Dick’s column yesterday is about a blast from the near past: A proposed initiative for the ballot this year would reduce class sizes. This idea is very similar to I-728, approved by voters in 2000. I-728 “redirected money from a fleeting state surplus, one that disappeared shortly after the initiative passed.”
This year’s initiative “doesn’t raise taxes. It imposes costs and leaves it to the Legislature to find the money.”
Even the governor of California, Jerry Brown, gets that this is a bad idea:
Brown called the special session to make changes to a proposed constitutional amendment that would divert some excess tax revenues to a rainy day account. Brown wants California to save more money when capital gains tax revenue spikes; recent stock market gains and initial public offerings from California-based companies like Facebook and Twitter have sent those revenues soaring, but there’s no guarantee those gains will continue. . . .
The proposed changes come after a recession that hit California particularly hard. Revenue plummeted, and the state had to cut tens of billions of dollars from social programs and education. Brown has cautioned that the current boom — especially from stock market gains — cannot last.
And he’s fighting his own legislature in the process.
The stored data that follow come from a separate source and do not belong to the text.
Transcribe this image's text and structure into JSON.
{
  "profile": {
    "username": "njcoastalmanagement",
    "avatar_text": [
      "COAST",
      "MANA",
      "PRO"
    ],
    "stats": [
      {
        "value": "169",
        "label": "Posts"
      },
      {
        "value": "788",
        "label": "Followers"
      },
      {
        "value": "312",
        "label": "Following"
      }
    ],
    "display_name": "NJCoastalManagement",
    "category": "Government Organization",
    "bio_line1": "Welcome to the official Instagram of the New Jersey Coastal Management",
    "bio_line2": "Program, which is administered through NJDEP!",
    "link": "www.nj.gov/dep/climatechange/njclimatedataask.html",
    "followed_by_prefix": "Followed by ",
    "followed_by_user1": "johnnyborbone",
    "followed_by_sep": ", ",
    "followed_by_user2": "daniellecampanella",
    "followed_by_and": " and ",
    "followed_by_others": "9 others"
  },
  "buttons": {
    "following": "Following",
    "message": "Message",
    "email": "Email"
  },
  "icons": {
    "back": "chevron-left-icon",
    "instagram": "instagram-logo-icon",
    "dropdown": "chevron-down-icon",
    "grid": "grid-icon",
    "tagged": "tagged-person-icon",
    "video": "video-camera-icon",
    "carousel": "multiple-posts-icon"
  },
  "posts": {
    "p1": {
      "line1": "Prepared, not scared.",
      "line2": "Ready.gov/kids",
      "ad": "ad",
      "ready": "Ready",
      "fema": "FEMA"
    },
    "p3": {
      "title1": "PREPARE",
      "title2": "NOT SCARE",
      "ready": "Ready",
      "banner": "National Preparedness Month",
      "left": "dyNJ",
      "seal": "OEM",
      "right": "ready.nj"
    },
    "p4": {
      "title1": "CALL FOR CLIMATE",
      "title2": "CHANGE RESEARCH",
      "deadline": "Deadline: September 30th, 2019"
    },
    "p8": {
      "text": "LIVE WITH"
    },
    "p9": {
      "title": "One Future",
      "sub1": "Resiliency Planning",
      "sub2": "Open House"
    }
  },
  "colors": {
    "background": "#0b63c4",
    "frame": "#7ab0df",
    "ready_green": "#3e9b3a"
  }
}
Democrats wanted to spend much of the surplus on restoring cuts made during the last recession and on creating a new universal pre-kindergarten program that would have cost about $2 billion per year. Brown has said he doesn’t want to start new programs that would then have to be cut, or force cuts elsewhere in the budget, if the market takes a dive. . . .
“It’s cruel budgeting to propose a spending program and then have to finance it two or three years from now by cutting somebody else’s program.”